Poor nutrition can impair effectiveness, either by interfering with the absorption of the drug into its metabolism or by administering toxic nutrients.”

Q Fasting-like diets are controversial in the scientific community due to the limited evidence available, which is more robust in animal models. What happens at the molecular level when intake is restricted?
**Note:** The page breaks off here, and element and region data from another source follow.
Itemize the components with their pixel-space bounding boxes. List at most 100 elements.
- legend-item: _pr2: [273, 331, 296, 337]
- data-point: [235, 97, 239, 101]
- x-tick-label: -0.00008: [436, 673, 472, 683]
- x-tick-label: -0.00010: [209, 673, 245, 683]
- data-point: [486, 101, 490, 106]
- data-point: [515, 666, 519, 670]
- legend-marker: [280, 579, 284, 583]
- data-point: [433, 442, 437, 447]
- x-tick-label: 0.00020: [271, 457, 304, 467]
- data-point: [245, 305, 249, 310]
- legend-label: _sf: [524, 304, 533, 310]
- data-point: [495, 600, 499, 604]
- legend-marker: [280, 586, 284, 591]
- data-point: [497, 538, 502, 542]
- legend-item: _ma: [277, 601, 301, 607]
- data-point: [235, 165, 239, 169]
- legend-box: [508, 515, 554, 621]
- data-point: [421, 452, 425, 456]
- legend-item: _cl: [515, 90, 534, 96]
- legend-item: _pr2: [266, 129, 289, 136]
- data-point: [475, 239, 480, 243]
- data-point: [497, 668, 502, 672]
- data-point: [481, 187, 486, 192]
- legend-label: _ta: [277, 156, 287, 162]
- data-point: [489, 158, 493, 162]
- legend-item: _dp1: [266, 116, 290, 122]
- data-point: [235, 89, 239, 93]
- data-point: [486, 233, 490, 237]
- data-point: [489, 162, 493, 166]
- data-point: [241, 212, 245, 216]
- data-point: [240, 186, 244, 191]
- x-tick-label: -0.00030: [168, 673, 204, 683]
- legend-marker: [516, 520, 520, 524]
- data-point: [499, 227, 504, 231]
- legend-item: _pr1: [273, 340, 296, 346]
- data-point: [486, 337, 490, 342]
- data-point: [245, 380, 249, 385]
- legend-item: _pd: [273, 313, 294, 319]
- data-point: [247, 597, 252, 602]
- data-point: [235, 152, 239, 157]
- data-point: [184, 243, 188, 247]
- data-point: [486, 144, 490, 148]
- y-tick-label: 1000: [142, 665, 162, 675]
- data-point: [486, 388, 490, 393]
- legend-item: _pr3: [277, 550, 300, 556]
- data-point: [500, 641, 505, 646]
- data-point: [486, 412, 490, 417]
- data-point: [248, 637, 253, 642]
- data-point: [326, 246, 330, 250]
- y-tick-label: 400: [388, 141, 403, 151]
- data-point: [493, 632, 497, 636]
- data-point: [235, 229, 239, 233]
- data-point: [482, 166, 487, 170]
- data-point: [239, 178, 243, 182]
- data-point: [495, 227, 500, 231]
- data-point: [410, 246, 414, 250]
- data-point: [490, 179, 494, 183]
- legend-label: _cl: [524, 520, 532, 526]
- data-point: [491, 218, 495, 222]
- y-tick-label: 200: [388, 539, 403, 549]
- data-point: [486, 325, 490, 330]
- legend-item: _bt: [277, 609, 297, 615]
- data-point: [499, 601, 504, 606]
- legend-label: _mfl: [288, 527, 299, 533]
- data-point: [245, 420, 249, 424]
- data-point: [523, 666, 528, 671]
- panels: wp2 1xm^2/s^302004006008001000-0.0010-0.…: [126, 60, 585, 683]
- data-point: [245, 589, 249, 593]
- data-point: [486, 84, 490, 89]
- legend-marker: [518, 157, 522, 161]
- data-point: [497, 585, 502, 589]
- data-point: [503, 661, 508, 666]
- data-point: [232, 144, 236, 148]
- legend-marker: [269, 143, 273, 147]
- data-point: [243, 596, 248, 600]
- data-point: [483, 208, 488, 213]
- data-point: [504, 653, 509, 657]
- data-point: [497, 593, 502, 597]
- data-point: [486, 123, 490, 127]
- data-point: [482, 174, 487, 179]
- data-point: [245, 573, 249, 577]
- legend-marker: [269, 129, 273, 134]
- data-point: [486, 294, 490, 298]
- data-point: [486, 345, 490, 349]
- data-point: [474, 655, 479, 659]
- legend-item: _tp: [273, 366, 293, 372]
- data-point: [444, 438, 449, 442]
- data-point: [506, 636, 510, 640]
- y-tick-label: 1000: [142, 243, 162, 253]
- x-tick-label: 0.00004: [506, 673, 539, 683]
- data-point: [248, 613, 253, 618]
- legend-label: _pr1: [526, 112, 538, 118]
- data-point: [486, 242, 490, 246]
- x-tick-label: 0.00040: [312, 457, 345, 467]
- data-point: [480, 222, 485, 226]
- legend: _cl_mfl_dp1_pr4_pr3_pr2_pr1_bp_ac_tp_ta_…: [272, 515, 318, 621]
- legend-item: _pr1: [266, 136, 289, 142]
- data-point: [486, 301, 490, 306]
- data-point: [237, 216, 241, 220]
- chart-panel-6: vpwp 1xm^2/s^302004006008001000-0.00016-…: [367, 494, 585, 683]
R. A normal cell has two states: proliferative, growth; and that of protection and repair. This is influenced by many things, but one of them is the availability of nutrients. When energy-producing nutrients fall below normal, a normal cell enters a state of rest and repair, stops reproducing and growing, and begins a process of autophagy, which, among other things, allows damaged structures to regenerate and repair DNA. What does it do in the tumor cell? It is insensitive to this process and continues to reproduce despite the disappearance of nutrients. And because of this addiction to reproduction, even if there is a lack of nutrients, the tumor cell can die after a certain time. So many of the therapeutics that we use in oncology are directed against the replication process itself, and when you take an agent of this type, it damages your tumor cells and your healthy cells. But because we have induced this state of cellular quiescence through nutrient restrictions, healthy cells are immune to the treatment you administer. This means you have increased effectiveness on the one hand and protected good cells from toxicity on the other.

Q After reading this interview, some patients may think that their cancer process might go better if they cut sugar out of their diet, follow their own diet, or start intermittent fasting. What would I tell them?

R. The recommendation is that no one does anything alone. Likewise, you cannot prescribe cancer treatment yourself.